The extirpation of this clan is chronicled in depth, making Glencoe the first instance in history of a governmental conspiracy, travelling through the channels of documented organizational management, to the bayonet-point of military execution upon a tribal people. As is more often than not the case, as borne out in the waveform nature of history, this act of savagery perpetrated by a nation through the various institutional tools at its disposal, involving governmental and extra-governmental dynamics, failed to succeed.

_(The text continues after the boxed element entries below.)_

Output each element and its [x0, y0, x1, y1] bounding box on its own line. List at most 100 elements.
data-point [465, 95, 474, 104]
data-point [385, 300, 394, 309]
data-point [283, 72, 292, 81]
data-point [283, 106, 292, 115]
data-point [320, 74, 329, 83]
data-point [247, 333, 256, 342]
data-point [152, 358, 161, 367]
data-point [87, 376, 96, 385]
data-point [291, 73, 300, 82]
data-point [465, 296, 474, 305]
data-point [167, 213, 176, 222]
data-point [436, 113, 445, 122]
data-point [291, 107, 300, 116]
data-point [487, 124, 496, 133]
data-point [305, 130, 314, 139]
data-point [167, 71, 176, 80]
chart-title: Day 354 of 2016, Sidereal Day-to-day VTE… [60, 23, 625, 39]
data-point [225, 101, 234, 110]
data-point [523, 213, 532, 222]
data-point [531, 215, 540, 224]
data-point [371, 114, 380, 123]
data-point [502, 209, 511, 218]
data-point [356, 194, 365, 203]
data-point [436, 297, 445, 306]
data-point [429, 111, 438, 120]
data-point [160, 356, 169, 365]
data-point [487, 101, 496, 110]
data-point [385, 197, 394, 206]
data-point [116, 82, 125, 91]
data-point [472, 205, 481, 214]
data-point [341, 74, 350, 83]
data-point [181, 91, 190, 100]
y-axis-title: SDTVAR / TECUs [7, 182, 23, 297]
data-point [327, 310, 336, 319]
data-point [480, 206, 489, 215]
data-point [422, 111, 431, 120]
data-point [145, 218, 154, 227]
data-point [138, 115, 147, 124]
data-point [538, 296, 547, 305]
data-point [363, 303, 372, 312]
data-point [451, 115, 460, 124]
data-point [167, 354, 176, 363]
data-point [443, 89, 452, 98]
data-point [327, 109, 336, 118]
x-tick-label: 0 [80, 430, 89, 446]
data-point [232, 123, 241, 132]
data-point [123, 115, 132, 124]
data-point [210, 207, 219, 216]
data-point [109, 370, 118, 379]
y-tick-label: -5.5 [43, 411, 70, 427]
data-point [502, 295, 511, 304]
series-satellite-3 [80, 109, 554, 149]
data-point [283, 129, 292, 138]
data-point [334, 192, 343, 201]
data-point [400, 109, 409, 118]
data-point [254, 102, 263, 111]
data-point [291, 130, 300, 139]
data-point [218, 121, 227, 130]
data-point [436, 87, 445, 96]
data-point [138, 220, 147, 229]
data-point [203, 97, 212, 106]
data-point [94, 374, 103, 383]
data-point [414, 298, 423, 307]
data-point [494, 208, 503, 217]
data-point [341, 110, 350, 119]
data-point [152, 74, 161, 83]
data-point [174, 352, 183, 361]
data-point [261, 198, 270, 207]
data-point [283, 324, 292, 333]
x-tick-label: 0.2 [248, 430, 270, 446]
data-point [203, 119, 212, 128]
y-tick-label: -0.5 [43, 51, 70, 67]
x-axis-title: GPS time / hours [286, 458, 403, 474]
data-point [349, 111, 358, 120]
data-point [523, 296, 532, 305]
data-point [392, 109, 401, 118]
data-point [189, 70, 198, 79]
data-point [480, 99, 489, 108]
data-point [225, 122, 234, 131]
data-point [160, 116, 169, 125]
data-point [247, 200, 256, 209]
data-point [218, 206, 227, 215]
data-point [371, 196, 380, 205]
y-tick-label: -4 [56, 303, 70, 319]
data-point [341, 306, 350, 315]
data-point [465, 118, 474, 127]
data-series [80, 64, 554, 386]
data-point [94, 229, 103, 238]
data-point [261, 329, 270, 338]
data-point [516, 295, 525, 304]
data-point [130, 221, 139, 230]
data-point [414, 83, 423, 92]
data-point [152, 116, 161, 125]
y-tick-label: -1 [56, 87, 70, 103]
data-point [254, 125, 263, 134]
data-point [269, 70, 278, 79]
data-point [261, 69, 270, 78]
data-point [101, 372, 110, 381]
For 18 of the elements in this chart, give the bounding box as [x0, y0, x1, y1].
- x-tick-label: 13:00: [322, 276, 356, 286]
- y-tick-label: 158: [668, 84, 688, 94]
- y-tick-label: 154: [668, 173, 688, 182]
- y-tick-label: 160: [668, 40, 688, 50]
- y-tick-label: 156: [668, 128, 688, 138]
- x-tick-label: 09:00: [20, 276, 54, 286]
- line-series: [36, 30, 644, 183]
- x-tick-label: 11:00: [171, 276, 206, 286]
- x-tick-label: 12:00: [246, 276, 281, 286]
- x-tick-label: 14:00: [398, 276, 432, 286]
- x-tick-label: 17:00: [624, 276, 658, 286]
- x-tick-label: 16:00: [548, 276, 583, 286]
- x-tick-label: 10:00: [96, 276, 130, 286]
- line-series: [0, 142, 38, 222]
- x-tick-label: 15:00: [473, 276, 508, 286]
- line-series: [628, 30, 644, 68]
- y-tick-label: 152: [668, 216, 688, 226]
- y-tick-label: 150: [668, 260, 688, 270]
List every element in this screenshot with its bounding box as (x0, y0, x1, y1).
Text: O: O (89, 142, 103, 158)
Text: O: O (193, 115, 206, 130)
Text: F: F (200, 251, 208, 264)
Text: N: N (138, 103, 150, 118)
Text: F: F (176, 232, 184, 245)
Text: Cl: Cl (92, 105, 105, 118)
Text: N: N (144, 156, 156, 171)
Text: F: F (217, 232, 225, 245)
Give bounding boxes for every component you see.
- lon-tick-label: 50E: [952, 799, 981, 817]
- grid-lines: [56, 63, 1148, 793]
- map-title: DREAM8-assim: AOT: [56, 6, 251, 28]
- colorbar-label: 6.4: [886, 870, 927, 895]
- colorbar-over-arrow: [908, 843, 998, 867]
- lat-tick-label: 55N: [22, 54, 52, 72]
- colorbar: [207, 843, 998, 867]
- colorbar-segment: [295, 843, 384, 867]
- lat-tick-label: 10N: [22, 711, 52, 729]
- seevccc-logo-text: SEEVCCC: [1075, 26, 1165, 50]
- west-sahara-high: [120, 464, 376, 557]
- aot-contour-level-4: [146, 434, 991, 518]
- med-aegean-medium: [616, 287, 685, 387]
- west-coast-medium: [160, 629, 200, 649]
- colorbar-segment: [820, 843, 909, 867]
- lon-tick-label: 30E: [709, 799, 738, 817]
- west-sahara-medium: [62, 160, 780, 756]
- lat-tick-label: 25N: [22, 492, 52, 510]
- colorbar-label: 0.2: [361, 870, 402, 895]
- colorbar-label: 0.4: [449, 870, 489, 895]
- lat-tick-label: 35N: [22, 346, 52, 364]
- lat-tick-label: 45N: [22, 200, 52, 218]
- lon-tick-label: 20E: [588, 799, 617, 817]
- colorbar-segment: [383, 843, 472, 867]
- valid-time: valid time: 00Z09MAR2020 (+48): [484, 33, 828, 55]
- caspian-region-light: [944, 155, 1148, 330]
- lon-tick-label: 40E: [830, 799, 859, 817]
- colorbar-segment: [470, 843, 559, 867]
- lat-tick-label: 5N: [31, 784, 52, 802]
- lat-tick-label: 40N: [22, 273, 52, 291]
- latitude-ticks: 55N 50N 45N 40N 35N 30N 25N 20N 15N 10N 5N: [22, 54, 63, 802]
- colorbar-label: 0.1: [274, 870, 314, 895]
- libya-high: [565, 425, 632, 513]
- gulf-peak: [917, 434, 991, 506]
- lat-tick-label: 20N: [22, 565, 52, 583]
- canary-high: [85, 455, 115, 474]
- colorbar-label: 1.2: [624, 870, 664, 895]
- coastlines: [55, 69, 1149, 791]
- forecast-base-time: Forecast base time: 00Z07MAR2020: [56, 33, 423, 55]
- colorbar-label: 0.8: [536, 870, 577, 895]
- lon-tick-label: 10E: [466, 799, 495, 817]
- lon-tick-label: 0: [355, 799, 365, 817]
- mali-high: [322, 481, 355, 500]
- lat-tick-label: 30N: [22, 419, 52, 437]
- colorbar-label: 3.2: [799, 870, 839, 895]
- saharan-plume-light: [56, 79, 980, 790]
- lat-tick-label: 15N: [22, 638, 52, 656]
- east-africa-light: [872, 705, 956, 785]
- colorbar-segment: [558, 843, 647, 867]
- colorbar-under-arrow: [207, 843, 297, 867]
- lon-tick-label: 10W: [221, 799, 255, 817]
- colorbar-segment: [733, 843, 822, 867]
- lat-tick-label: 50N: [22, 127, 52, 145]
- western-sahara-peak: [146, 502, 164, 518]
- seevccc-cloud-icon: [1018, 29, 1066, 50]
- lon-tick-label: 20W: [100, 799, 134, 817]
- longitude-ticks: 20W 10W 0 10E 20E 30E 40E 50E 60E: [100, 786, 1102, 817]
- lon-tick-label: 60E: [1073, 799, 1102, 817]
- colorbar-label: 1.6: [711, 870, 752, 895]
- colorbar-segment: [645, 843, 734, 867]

It is always hard to exterminate a race of people, and the consequences of attempting to do so - whatever it is called in the currency of language, and by whatever means it is carried out – are unforeseeable and far-reaching.

Today, the Israel-Palestinian conflict is conflated in shades, as perception via electronic globalization has evolved into a dimensional construct. Virtually any issue is rendered in the tonal spectrum of critical response. The international media can and sometimes does provide of sphere of perspectives on any given issue or happening, especially via the web. Not all the world is wired, certainly. (In fact, reviewing data on global internet access is an excellent point of departure for nearly any dimensional investigation of the machinations of global management among the three sectors.)

The role of corporate media is to pounce on the latest episode of news cycle fodder in order to, at least to the degree that the subject is valuable or affects corporate interests, integrate the story into an overarching narrative. Noam Chomsky and Marshall McLuhan were pioneers in parsing data in the shifting tides of information inundation and manipulation, to reveal how perception is managed by global minorities wielding power over majority interests.

Genocide and ethnocide are as old as mankind. Today, after hundreds of years of practice, they are fields of management.